This article is part of the “Bitcoin 101”, a series of short articles that explain the why and how of bitcoin.

No company, state, or individual can control the Bitcoin network. The rules of its protocol were set when it went into production on January 3, 2009. Thousands of people participate in verifying the network's rules by using “nodes”. These nodes hold a copy of the complete history of the network's transactions and validate the transactions that are added to new blocks. Anyone can use a node and participate in the distributed validation of transactions. Thus, the network is made up of users from around the world who validate and propagate transactions among themselves.

Nodl One Black” model from Nodl

The nodes should not be confused with the miners, who can add transactions to the network through the creation of new blocks.

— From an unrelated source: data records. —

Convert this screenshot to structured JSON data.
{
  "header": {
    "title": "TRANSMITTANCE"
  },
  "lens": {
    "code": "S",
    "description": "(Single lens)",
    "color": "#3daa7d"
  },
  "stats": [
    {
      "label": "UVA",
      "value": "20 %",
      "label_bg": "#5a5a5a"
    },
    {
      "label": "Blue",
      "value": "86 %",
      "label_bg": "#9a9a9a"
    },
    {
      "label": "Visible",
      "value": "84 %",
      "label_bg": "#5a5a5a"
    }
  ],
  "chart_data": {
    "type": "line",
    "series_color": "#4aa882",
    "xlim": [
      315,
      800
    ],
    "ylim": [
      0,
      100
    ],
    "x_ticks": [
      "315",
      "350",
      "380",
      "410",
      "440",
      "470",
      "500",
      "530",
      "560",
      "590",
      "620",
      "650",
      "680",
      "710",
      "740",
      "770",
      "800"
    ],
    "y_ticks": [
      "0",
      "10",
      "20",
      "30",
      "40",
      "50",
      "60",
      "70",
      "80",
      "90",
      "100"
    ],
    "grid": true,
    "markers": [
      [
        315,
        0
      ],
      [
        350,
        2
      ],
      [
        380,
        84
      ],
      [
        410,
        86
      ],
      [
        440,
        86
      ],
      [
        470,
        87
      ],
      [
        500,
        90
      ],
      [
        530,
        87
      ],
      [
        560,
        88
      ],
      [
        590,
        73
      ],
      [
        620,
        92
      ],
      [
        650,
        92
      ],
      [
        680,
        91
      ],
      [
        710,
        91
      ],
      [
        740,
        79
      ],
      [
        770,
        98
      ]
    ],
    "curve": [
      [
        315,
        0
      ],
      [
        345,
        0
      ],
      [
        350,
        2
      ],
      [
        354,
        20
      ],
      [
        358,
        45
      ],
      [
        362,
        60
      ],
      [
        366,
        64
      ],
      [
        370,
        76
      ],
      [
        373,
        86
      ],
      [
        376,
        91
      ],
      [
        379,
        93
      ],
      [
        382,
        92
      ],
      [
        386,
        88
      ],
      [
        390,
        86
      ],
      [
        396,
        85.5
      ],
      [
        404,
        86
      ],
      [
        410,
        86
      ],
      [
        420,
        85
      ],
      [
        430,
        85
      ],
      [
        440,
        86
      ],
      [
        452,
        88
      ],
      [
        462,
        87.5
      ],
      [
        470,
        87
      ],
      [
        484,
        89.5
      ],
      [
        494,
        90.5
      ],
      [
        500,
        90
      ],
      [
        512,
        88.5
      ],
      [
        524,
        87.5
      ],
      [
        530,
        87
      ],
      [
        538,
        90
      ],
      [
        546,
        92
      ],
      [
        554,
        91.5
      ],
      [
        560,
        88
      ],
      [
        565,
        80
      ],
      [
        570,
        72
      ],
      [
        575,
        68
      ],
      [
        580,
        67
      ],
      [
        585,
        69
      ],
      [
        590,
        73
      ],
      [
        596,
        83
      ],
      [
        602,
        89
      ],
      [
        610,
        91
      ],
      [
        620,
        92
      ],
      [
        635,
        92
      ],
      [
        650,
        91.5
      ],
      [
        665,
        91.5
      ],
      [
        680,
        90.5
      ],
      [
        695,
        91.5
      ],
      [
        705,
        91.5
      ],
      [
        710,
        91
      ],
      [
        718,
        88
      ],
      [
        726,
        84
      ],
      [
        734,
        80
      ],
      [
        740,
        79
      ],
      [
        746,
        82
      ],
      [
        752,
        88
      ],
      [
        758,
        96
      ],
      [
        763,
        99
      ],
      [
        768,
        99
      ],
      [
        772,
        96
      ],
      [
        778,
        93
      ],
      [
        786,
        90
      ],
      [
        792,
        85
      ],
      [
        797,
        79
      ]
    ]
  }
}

However, miners cannot deviate from the network's rules, which are imposed by the users who own nodes. A block that does not comply with the rules imposed by the network will therefore be rejected, causing a heavy financial loss for the miner who provided the necessary work for its creation.

Developers who create new enhancements cannot impose their rules on the Bitcoin network either, as updating node software is entirely voluntary. Each user is thus free and responsible for updating their node software.

A bitcoin owner who holds a large quantity cannot influence the network more than another user who has less bitcoin. The only way to have a voice is to use one's own node or with their Bitcoin wallet.

Given the completely distributed nature of Bitcoin, no politician, government, or company can therefore have any control over Bitcoin. There is also no head to cut off, as there is no authority in charge. This management model is thus very resilient because it is difficult — if not impossible — to censor.

Everyone can control their bitcoins, but no one can manage the Bitcoin network.